Act one of Atonement is as nicely-crafted a bit of filmmaking as I’ve seen recently.  Director Joe Wright shows us each of the key events here from different points of view.  As our point of view changes, so do our feelings and our understanding of what has occurred. In so doing he underscores an important part of McEwan’s message: choices that later seem evil often begin as nothing more than psychological confusion.

Only in act two does Briony (now 18 and played by Romola Garai) realize how mistaken –and destructive– her choices have been. She’s a nurse, caring for wounded soldiers, seeking penance and reconciliation with her sister Celia, who’s not willing to grant it, while Robbie, in what is the most visually stunning scene in the film, struggles to survive the evacuation of the British Army at Dunkirk.

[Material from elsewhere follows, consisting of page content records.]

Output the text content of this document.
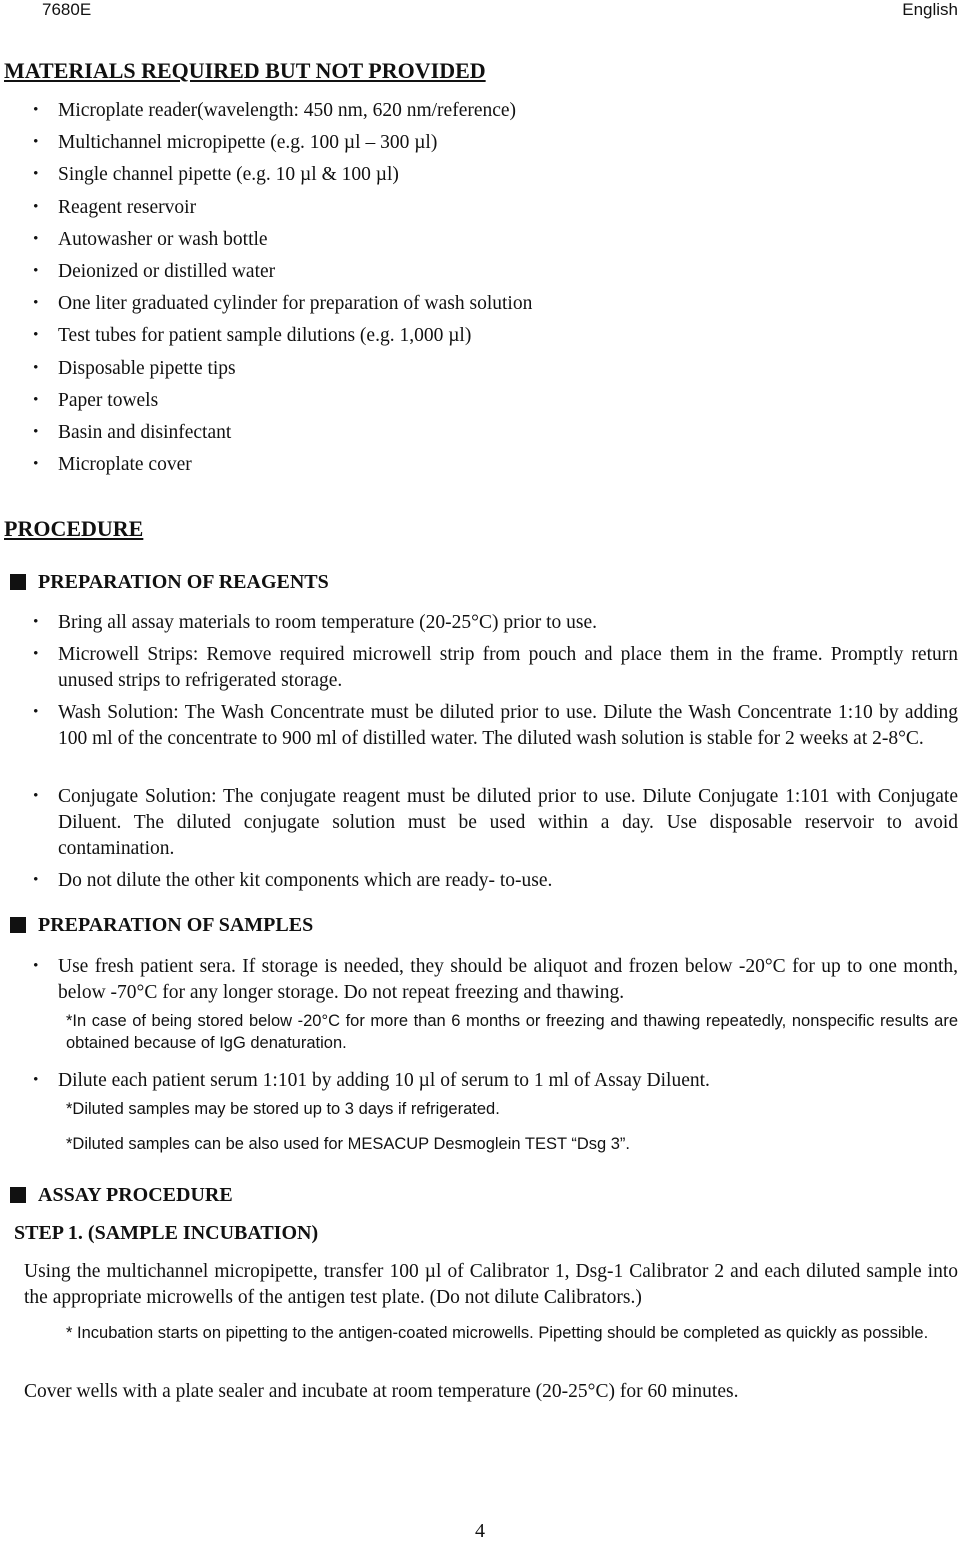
7680E	English
MATERIALS REQUIRED BUT NOT PROVIDED
・ Microplate reader(wavelength: 450 nm, 620 nm/reference)
・ Multichannel micropipette (e.g. 100 µl – 300 µl)
・ Single channel pipette (e.g. 10 µl & 100 µl)
・ Reagent reservoir
・ Autowasher or wash bottle
・ Deionized or distilled water
・ One liter graduated cylinder for preparation of wash solution
・ Test tubes for patient sample dilutions (e.g. 1,000 µl)
・ Disposable pipette tips
・ Paper towels
・ Basin and disinfectant
・ Microplate cover
PROCEDURE
PREPARATION OF REAGENTS
・ Bring all assay materials to room temperature (20-25°C) prior to use.
・ Microwell Strips: Remove required microwell strip from pouch and place them in the frame. Promptly return unused strips to refrigerated storage.
・ Wash Solution: The Wash Concentrate must be diluted prior to use. Dilute the Wash Concentrate 1:10 by adding 100 ml of the concentrate to 900 ml of distilled water. The diluted wash solution is stable for 2 weeks at 2-8°C.
・ Conjugate Solution: The conjugate reagent must be diluted prior to use. Dilute Conjugate 1:101 with Conjugate Diluent. The diluted conjugate solution must be used within a day. Use disposable reservoir to avoid contamination.
・ Do not dilute the other kit components which are ready- to-use.
PREPARATION OF SAMPLES
・ Use fresh patient sera. If storage is needed, they should be aliquot and frozen below -20°C for up to one month, below -70°C for any longer storage. Do not repeat freezing and thawing.
*In case of being stored below -20°C for more than 6 months or freezing and thawing repeatedly, nonspecific results are obtained because of IgG denaturation.
・ Dilute each patient serum 1:101 by adding 10 µl of serum to 1 ml of Assay Diluent.
*Diluted samples may be stored up to 3 days if refrigerated.
*Diluted samples can be also used for MESACUP Desmoglein TEST “Dsg 3”.
ASSAY PROCEDURE
STEP 1. (SAMPLE INCUBATION)
Using the multichannel micropipette, transfer 100 µl of Calibrator 1, Dsg-1 Calibrator 2 and each diluted sample into the appropriate microwells of the antigen test plate. (Do not dilute Calibrators.)
* Incubation starts on pipetting to the antigen-coated microwells. Pipetting should be completed as quickly as possible.
Cover wells with a plate sealer and incubate at room temperature (20-25°C) for 60 minutes.
4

In act three Briony, old and dying (and played by Vanessa Redgrave), is a famous writer, publishing her 21st and last novel: the story of her choices as a child and their tragic aftermath, but with an important twist. The atonement which eluded her in real life is written into her novel.  The college students with whom I watch films reacted very differently to this twist.  Some saw it as a weak attempt at a happy ending, others as a final acknowledgement of the pointlessness of the story. Briony’s thoughts on the matter are found on the last page of McEwan’s novel:

"The problem these fifty nine years has been this: how can a novelist achieve atonement when with her absolute power of deciding outcomes, she is also God? There is no one, no entity or higher form that she can appeal to, or be reconciled with, or that can forgive her. There is nothing outside her. In her imagination she has set the limits and the terms. No atonement for God, or novelists, even if they are atheists. It was always an impossible task, and that was precisely the point. The attempt was all." 

To be sure, there are elements of grace in Atonement. In the blood and madness of Dunkirk an impromptu choir sings a Charles Parry hymn that echoes persistently.  After Briony comforts a dying French soldier in a London hospital, she is blessed with a few moments of Debussy’s Clair de Lune, the emotional high point in Dario Marinelli’s extraordinary musical score. Despite the beauty of these moments, I’ve no doubt that in the end McEwan would leave us all where he left Briony: with the grim realization that if God is fictional, atonement is, too.